Why it Matters How You Answer
I was getting asked frequently how my husband was doing and since we just received scan results back that were not exactly positive, I found the answer “OK” insufficient and not honest. Yet, to go into a more complicated answer was difficult as well. So, I thought about this a long time and actually talked to my husband about it. His answer when people ask is to say “I’m healing.” No matter what his situation or how the current treatment is going. I love this response, but more importantly it reinforces in his mind that he is in fact healing. Every time he says it, he’s practicing that thought and conveying that intent.
Since you are not the one with cancer, you might not think it matters at all how you respond, but it does and here is why. Every time you respond to the question your conveying your thoughts about his disease. Every time you say it out loud, your reinforcing that thought. The more you practice that thought, the more ingrained it will become. Now, if the answer is something positive like, “he’s doing great” or “on the road to recovery” then practicing that thought is not a problem.

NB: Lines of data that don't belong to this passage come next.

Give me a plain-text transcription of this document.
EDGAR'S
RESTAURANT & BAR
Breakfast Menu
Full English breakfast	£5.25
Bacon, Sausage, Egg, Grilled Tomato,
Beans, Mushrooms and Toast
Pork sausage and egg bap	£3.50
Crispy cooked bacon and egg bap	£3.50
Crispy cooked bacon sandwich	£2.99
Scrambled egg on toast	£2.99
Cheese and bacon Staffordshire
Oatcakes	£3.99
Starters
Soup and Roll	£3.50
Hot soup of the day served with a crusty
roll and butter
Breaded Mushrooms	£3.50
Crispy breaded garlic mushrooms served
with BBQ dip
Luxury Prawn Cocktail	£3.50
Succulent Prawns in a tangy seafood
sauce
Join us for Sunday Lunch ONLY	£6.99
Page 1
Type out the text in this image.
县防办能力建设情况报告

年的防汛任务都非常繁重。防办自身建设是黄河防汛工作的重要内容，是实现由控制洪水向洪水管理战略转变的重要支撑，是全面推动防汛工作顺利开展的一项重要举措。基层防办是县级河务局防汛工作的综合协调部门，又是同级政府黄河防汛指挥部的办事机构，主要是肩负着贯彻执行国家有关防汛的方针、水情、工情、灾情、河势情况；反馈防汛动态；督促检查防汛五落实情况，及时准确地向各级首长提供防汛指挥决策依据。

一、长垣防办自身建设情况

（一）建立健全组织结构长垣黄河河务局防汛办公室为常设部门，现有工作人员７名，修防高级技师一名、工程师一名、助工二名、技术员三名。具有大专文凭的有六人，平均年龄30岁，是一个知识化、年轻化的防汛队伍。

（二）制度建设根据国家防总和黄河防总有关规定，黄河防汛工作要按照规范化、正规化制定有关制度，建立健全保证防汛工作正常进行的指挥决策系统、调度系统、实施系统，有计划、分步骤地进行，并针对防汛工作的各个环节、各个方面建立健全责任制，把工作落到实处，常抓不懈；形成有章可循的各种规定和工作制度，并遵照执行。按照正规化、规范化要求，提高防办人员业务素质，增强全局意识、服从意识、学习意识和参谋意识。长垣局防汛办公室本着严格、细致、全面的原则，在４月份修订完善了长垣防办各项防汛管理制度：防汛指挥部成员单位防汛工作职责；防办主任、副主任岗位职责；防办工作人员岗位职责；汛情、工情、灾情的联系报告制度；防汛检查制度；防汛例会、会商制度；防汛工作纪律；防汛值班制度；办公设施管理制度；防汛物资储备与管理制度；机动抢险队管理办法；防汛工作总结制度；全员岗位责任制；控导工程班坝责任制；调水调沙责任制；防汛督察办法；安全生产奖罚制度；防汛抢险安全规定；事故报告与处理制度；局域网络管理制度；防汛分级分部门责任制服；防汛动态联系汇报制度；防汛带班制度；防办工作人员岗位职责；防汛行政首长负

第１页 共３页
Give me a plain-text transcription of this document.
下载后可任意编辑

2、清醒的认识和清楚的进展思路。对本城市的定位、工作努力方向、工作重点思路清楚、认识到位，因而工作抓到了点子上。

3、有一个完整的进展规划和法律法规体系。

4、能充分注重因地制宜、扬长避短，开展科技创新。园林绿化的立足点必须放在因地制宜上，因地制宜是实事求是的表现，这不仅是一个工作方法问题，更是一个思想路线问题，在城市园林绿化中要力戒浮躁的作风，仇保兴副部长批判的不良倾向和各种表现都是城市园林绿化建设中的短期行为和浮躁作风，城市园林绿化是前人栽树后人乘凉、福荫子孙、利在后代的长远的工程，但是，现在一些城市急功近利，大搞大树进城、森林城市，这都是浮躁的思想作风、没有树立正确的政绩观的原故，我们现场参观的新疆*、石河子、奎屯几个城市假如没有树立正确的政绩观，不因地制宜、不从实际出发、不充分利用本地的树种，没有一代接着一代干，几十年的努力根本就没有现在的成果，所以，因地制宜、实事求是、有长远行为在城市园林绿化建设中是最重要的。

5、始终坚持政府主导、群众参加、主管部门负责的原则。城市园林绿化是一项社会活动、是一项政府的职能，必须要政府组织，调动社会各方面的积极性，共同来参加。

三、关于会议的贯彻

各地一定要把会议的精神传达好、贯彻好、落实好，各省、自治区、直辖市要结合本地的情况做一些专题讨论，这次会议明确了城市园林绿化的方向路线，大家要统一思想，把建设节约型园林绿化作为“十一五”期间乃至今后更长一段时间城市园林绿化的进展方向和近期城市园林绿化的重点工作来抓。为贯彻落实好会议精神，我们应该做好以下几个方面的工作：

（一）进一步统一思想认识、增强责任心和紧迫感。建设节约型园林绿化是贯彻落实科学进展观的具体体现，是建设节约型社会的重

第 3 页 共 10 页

Where it really matters is when the answer is not “great”. How you respond to that simple question is the thought you will be practicing, whether you intend to or not. And how you think about his cancer affects how you feel about it which will influence your actions.
For a while I was answering, “oh, the scan results are not what we would have liked, we still have work to do.” This sounds like a fairly neutral response, but the effect it had was to reinforce in my own mind that his cancer is “work” which led me to feelings of exhaustion and burnout. Not at all helpful. So while I was trying to be honest, yet not negative, I was still practicing the thought that helping my husband heal from cancer is work. Because I also have a full time job, thinking of more work does not motivate me. Thus, the feelings of burnout.
What Do You Want To Think?
Seriously give some thought to this. However you answer the question, “how is your husband doing?” will be the thought you will practice believing. Think of it this way; when someone is training for the Olympics, they visualize winning regularly. They practice that vision and think “I’m a winner.” They do this because they know how powerful our brain is and what we think consistently will influence what we achieve. In the same way, anything we repeat consistently will become a belief and influence how we feel and act. So if you are consistently repeating “we have work to do” as I was, I was inadvertently programming myself to feel burnt out.
Instead, my new answer is “he’s healing, thanks for asking.” I believe that. I’m not kidding myself or being falsely positive. I’m stating my intention and belief about the destination of this journey we are on. It may seem like a little thing, but it can make all the difference.